Tears welled in my eyes. “Emil. I do not serve them anymore.”
His hands dropped to his lap in defeat. “Then why did you come?’
“Because,” I said as I wiped at my tears. “You’re not supposed to spend Intercession alone.”
I knew how hard it was to leave Celestisum. For twenty years it carved itself into my very bones. I’d left it so violently that a part of me still felt like something was missing, a phantom limb.
It did not surprise me that Emil felt abandoned by them. But what broke my heart was that he still had hope.
“It feels wrong.” He stared down at the coil in his hand. “To have this day pass without prayer.”
I knew he’d have to make his own choice about our gods, but at least for today, I could make an exception. “Perhaps there is someone else we can pray to.”
I opened my hand to request his token. Slowly he placed his coil in my palm and waited.
The custom was to speak the prayer aloud, I just hoped, even though Taren never taught me how, his invisible gods would accept my words. “I accept this token on behalf of Emil Kal and ask that the Eldertides hear his prayer.”
Emil looked confused, but I urged him to pray as he’d intended. He took a breath and began.
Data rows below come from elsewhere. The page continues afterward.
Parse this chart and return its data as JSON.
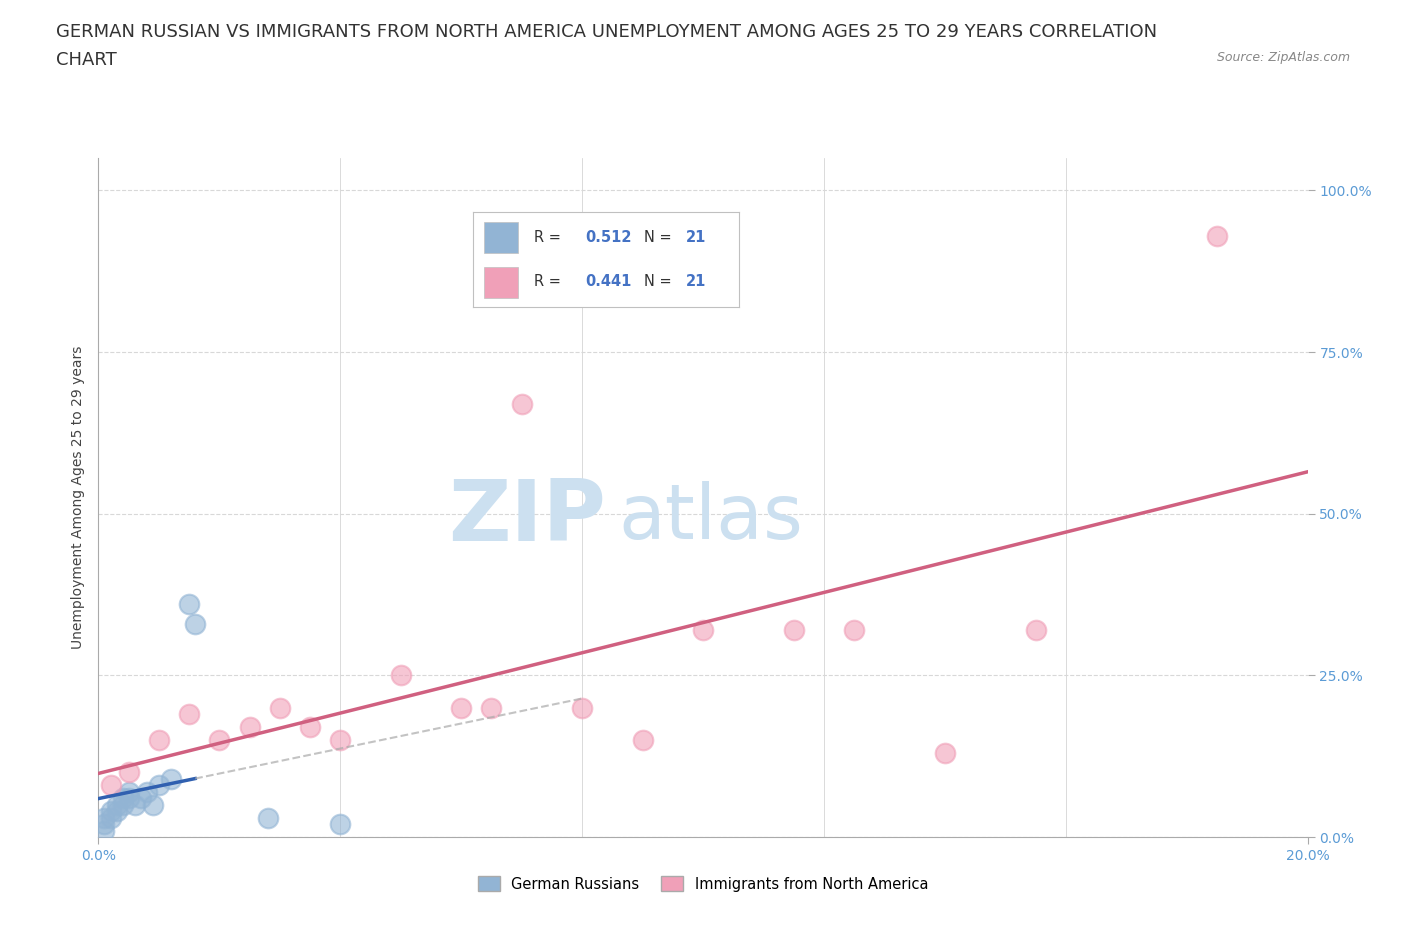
{
  "title_line1": "GERMAN RUSSIAN VS IMMIGRANTS FROM NORTH AMERICA UNEMPLOYMENT AMONG AGES 25 TO 29 YEARS CORRELATION",
  "title_line2": "CHART",
  "source": "Source: ZipAtlas.com",
  "ylabel": "Unemployment Among Ages 25 to 29 years",
  "xlim": [
    0.0,
    0.2
  ],
  "ylim": [
    0.0,
    1.05
  ],
  "yticks": [
    0.0,
    0.25,
    0.5,
    0.75,
    1.0
  ],
  "ytick_labels": [
    "0.0%",
    "25.0%",
    "50.0%",
    "75.0%",
    "100.0%"
  ],
  "xtick_labels": [
    "0.0%",
    "20.0%"
  ],
  "background_color": "#ffffff",
  "blue_color": "#92b4d4",
  "pink_color": "#f0a0b8",
  "blue_line_color": "#3060b0",
  "pink_line_color": "#d06080",
  "legend_label1": "German Russians",
  "legend_label2": "Immigrants from North America",
  "german_russian_x": [
    0.001,
    0.001,
    0.001,
    0.002,
    0.002,
    0.003,
    0.003,
    0.004,
    0.004,
    0.005,
    0.005,
    0.006,
    0.007,
    0.008,
    0.009,
    0.01,
    0.012,
    0.015,
    0.016,
    0.028,
    0.04
  ],
  "german_russian_y": [
    0.01,
    0.02,
    0.03,
    0.03,
    0.04,
    0.04,
    0.05,
    0.05,
    0.06,
    0.06,
    0.07,
    0.05,
    0.06,
    0.07,
    0.05,
    0.08,
    0.09,
    0.36,
    0.33,
    0.03,
    0.02
  ],
  "north_america_x": [
    0.002,
    0.005,
    0.01,
    0.015,
    0.02,
    0.025,
    0.03,
    0.035,
    0.04,
    0.05,
    0.06,
    0.065,
    0.07,
    0.08,
    0.09,
    0.1,
    0.115,
    0.125,
    0.14,
    0.155,
    0.185
  ],
  "north_america_y": [
    0.08,
    0.1,
    0.15,
    0.19,
    0.15,
    0.17,
    0.2,
    0.17,
    0.15,
    0.25,
    0.2,
    0.2,
    0.67,
    0.2,
    0.15,
    0.32,
    0.32,
    0.32,
    0.13,
    0.32,
    0.93
  ],
  "grid_color": "#d8d8d8",
  "title_fontsize": 13,
  "axis_label_fontsize": 10,
  "tick_fontsize": 10,
  "watermark_color": "#cce0f0"
}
“I pray for my parents and that they haven’t suffered in my absence. I pray for the one who felt it was his duty to reveal my sin and ask that he find true purpose in his life instead of seeking the downfall of others. I pray for my bunkmates. For Tira to heal and for her antlers to grow strong so that she may run free again. For S’vara to one day return to her ship and her ropes and for Farox to return to his sisters. I pray for Hentirion to receive the acknowledgement he deserves and for Saska. I pray he will fly once again. I pray for Rieka. I pray she finds those she has lost and that she once again finds someone worthy of her devotion. And I pray for the passengers of the Kensillan Territory Rail. May they find their freedom. This I ask of the…The Eldertides.”
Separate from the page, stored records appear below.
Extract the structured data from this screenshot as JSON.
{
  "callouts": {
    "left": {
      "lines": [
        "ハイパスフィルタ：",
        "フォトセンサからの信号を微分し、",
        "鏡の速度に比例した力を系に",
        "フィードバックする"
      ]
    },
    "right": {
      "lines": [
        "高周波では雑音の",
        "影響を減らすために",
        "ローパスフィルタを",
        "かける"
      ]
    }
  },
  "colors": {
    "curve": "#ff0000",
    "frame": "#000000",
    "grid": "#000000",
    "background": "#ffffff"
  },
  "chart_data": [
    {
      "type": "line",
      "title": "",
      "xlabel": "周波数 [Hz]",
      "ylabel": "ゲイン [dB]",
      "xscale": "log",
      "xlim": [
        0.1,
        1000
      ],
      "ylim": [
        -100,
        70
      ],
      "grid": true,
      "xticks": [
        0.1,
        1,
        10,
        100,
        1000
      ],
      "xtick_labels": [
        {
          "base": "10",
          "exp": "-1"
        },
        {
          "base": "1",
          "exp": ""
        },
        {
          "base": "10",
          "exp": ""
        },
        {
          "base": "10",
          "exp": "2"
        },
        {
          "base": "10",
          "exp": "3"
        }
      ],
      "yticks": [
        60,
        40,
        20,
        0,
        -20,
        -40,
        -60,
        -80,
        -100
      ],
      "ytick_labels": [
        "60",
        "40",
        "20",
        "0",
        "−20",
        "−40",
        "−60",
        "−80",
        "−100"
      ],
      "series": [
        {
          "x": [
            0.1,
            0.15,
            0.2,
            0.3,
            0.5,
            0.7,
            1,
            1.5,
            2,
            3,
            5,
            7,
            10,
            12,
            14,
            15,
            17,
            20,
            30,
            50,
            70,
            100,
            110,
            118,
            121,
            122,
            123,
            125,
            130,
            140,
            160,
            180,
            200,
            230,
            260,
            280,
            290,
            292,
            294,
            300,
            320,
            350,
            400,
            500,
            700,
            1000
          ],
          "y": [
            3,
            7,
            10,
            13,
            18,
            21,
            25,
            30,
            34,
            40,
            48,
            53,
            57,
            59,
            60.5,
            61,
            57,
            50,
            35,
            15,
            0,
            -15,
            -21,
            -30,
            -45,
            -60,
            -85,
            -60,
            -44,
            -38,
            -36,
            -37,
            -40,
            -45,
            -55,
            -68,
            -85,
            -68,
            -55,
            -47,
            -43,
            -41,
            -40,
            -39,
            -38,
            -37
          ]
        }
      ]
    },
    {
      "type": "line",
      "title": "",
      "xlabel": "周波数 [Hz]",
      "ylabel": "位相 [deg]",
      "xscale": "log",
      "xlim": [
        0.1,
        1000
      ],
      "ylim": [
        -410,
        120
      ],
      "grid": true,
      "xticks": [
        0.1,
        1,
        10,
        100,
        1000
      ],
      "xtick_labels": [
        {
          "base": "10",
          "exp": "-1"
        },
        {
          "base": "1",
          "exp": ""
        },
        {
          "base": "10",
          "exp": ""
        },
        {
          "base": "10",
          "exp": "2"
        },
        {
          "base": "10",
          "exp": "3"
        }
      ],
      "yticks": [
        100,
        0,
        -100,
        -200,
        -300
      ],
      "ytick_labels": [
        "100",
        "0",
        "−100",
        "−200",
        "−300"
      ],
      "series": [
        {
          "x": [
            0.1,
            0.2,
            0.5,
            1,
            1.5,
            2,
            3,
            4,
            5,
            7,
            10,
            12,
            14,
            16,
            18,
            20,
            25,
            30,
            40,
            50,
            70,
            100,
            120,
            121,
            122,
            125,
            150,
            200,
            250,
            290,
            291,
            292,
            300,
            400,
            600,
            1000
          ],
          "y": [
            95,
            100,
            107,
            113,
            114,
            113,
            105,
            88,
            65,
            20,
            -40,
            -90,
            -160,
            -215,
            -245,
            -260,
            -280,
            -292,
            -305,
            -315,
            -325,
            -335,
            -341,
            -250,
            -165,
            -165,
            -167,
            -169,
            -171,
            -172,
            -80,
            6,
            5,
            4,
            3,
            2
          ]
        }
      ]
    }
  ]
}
As Emil motioned to end the prayer, I silently added one more name. I pray for Emil. That his kindness is rewarded.
The moment I’d said those words I felt it, the breeze that shouldn’t exist in this windless space. We were alone in this carriage. No Pneumatics and no wind and yet something tickled my cheek.
Emil sucked in a breath. “Did you feel that? It felt like someone touched my face!”
I handed him back his token with a smile.